As 2014 draws to a close so does a dispute that has shaken the foundations of tourism marketing in Penticton for the past three years.

Thirteen-year-old Lex Thomas of Coquitlam puts the pedal to metal in his electric go cart in an attempt to catch up at Loco Landing Adventure Park one of the popular attractions for visitors to Penticton.

Thirteen-year-old Lex Thomas of Coquitlam puts the pedal to metal in his electric go cart in an attempt to catch up at Loco Landing Adventure Park one of the popular attractions for visitors to Penticton.

As 2014 draws to a close, Penticton may also be finally closing the doors on a dispute that has shaken the foundations of tourism marketing for the past three years.

The final chapter of the dispute between the City of Penticton and the Penticton Hospitality Association came in July, according to Tim Hodgkinson, the PHA’s director of operations. That’s when B.C. Supreme Court Justice Douglas Allan Betton handed down his decision on a suit filed by the city in early 2014.

“I think we have all put everything in the past already,” said Hodgkinson. “I think the Supreme Court judgment did that, put an end to the infighting and the bad blood.”

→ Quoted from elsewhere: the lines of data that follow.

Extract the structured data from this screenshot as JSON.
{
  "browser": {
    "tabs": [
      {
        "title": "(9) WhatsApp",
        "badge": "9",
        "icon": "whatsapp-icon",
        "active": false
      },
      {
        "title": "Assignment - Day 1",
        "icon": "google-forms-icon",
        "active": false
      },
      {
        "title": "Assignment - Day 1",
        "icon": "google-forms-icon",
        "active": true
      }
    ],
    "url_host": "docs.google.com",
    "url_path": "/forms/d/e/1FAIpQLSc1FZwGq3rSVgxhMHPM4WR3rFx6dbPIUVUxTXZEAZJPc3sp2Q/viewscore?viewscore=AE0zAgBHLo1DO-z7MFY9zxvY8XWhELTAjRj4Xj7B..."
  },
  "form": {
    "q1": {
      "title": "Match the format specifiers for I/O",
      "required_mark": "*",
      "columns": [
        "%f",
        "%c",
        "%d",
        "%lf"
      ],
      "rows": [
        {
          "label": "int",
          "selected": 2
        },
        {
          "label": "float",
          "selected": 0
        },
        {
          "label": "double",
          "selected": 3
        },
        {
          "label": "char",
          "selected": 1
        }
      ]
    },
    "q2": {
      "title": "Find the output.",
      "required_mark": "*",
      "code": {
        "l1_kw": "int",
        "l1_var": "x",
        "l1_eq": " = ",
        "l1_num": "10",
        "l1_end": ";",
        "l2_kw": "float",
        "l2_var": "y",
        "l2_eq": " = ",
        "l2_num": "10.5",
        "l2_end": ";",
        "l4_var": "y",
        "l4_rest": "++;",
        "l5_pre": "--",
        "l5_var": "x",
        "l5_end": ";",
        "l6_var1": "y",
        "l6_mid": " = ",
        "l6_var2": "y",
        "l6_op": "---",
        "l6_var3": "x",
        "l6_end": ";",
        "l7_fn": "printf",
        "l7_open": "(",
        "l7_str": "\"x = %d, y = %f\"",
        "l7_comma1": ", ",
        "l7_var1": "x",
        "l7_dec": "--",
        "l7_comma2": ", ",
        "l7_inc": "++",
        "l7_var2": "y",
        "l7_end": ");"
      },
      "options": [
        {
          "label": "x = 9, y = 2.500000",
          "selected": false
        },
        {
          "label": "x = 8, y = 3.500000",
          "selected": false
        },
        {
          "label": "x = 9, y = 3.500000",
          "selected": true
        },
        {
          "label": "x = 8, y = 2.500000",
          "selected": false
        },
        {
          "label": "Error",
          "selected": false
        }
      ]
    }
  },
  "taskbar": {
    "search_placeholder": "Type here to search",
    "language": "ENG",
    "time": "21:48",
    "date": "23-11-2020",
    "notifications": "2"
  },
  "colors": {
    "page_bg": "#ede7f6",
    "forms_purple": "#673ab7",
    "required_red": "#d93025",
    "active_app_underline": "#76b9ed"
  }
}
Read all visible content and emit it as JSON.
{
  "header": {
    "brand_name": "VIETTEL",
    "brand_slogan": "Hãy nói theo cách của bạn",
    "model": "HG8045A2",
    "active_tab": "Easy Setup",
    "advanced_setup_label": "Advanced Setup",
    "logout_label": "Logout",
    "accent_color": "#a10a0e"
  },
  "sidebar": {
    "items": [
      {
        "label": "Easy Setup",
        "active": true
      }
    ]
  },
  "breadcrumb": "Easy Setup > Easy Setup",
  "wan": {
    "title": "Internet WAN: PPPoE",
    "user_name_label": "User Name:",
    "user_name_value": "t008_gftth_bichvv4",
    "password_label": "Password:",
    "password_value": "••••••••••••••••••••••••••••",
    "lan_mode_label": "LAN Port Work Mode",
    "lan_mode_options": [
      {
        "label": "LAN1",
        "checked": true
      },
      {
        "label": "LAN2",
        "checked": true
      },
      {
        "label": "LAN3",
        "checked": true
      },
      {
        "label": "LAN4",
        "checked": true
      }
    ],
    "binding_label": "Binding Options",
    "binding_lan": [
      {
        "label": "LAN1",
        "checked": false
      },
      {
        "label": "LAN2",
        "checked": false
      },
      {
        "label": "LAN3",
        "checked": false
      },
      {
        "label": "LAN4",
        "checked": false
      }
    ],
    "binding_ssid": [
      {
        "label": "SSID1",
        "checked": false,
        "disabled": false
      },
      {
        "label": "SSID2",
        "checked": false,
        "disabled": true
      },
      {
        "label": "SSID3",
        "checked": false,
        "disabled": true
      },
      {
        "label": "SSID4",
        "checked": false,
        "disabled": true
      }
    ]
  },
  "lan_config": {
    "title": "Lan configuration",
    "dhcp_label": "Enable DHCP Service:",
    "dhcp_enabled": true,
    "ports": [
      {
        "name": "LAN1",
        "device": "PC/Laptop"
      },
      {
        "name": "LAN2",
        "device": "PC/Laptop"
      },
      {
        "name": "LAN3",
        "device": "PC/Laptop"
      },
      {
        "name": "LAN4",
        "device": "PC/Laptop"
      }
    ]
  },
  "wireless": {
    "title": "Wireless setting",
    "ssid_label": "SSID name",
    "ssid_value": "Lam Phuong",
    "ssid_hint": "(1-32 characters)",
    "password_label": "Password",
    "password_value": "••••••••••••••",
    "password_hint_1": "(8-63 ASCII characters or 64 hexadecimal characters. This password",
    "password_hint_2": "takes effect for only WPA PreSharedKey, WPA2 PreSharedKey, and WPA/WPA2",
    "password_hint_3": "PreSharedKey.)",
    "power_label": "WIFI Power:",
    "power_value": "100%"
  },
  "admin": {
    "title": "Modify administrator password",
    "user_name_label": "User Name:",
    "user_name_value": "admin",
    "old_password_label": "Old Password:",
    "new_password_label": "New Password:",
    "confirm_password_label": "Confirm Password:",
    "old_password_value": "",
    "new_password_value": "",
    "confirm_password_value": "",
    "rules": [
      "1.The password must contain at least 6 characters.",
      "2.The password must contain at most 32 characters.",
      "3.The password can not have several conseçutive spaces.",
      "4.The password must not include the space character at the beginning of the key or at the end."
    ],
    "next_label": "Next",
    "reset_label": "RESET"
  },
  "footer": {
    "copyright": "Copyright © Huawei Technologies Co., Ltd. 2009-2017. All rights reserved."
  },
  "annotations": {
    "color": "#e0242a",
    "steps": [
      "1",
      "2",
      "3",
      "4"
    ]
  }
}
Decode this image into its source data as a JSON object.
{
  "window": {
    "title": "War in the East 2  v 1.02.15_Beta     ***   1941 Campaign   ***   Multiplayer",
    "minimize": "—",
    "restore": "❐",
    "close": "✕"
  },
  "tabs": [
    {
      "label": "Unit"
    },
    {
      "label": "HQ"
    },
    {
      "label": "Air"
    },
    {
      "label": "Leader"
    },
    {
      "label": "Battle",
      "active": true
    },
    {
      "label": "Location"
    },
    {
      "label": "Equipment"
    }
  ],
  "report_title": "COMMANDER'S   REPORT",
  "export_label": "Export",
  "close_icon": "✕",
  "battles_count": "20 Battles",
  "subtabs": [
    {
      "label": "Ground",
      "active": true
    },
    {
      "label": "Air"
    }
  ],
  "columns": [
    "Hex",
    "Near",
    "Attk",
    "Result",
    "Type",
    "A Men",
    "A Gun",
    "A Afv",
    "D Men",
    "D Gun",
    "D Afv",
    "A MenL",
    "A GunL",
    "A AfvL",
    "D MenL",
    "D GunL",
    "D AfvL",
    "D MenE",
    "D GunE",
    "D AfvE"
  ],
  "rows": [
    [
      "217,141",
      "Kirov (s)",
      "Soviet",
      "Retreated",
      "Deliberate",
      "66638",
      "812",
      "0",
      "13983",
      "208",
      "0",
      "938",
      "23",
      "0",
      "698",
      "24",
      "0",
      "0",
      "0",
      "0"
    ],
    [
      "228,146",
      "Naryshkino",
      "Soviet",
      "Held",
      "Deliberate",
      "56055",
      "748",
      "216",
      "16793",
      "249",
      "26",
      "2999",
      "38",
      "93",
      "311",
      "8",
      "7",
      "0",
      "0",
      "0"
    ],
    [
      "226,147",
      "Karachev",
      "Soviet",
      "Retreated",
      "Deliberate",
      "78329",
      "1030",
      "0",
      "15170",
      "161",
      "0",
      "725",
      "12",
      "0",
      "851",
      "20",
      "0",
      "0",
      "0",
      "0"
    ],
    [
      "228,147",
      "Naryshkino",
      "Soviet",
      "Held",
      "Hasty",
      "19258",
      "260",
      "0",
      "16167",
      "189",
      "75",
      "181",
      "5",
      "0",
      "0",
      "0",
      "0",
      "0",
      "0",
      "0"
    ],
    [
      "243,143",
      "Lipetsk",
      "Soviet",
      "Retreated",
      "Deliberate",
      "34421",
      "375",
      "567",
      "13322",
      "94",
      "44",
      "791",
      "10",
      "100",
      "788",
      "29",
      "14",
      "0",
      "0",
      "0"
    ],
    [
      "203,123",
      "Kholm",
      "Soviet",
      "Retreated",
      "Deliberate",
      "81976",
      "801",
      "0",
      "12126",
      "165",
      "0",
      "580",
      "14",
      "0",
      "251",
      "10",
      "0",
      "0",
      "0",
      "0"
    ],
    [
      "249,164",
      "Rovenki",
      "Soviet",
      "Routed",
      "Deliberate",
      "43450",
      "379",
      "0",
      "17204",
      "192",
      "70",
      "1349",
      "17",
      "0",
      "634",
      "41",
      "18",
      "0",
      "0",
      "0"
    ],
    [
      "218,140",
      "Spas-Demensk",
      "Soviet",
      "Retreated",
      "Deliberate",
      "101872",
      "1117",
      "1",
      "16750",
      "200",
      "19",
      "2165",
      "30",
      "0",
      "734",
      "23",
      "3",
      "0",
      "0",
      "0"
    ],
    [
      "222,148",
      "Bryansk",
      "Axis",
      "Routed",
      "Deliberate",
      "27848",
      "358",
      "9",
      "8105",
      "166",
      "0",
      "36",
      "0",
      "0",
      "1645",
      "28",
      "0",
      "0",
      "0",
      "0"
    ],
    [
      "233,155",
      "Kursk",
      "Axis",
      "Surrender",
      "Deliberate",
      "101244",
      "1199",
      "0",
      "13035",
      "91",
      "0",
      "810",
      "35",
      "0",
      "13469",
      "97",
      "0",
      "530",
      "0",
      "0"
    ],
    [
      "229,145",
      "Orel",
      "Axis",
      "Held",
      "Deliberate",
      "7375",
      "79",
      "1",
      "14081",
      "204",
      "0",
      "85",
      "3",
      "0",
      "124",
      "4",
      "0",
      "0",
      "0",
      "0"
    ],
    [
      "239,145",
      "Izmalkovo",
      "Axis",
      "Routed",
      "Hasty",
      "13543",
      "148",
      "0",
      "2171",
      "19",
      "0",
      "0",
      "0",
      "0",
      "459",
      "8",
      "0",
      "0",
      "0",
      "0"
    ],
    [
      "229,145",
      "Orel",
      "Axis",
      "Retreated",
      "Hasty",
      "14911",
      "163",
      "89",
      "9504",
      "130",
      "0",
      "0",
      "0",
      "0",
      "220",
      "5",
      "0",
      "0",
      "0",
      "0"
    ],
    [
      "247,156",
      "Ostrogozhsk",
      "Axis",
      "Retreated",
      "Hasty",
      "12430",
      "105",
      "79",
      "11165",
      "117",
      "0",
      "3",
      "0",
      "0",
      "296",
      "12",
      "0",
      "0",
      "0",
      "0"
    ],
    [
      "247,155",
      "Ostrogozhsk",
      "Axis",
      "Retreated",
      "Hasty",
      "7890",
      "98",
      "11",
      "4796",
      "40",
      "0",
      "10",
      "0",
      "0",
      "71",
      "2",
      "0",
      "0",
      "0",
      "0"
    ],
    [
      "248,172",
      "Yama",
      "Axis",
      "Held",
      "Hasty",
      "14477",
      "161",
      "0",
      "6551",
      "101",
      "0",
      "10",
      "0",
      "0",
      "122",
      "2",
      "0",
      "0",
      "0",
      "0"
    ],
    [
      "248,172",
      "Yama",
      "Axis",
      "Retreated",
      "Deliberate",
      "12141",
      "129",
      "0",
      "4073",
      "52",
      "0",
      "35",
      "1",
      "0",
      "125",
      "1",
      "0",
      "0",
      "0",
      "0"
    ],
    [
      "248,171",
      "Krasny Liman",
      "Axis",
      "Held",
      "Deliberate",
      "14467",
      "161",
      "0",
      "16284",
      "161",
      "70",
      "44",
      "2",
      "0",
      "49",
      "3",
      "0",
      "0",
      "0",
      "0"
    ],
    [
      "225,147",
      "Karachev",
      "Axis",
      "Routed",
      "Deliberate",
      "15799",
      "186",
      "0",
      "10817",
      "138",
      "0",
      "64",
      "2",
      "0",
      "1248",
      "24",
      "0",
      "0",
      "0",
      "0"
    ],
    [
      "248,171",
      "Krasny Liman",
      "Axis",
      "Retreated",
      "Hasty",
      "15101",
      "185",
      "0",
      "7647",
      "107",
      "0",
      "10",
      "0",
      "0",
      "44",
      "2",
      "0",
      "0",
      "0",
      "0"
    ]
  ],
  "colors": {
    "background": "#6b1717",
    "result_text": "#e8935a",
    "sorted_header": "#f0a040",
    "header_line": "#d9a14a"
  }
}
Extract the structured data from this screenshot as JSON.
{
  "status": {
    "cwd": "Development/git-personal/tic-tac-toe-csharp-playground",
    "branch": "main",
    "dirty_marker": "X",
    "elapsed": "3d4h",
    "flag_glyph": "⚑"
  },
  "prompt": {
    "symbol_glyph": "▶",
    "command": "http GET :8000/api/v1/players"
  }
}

It’s an opinion shared by Mayor Andrew Jakubeit.

“We don’t want to go down another year of division and power struggle, all those negative things that sort of got us derailed from Penticton moving forward,” he said.

Tourism marketing in Penticton has been on a roller coaster since 2011, when changes were made to the tourism marketing contract, eventually resulting in a split, with Tourism Penticton and the society that operates it being funded by the city and the PHA taking control of more than $400,000 collected annually through the two per cent hotel room tax.

City Hall expressed concerns over how the PHA was handling the funds, culminating in an attempt to terminate the agreement in Oct. 2013, putting tourism marketing on an even less stable footing as the two sides took their dispute to court.

Justice Betton’s decision was in favour of the PHA, finding that the city had no cause to terminate the five-year contract with the PHA.

Hodgkinson likened the court decision to the beginning of a new relationship with the city.

“We have a wonderful opportunity. Penticton now has a real chance to build a vibrant tourism sector,” he said. “The mistakes of the past, the litigation, is all gone and the PHA is now being allowed to get on with their job and continue building on successes on behalf of the community.”

Jakubeit agreed the city lost momentum in the last year and a half as the dispute boiled over.

“We are not firing on all cylinders, and hitting our peak, leveraging as one force. It doesn’t matter to me which entity is doing it,” said Jakubeit. “This is all about helping augment the development of Penticton.”

Jakubeit, who was elected mayor in November, said his first steps will be to set up talks with Hodgkinson and PHA president Rob Appelman.

“I just want to make sure all the information is out there and be open with everyone,” he said. “It’s not as easy as it sounds, but sort of leave the emotions and baggage of the past, whatever it is, at the door and say how do we bring Penticton back to being that tourism premier destination it used to be.”

Hodgkinson said that since the decision was handed down, the relationship has been improving.

“City Hall, rather than being opposed, seems to be wanting to work alongside and help and support the PHA efforts,  which should have happened right from the beginning,” said Hodgkinson. “There seems to be an acceptance that the PHA is doing its job.”

Jakubeit said his aim is to ensure that all parties, including Tourism Penticton, are working together to return Penticton to the status of a premiere tourism destination.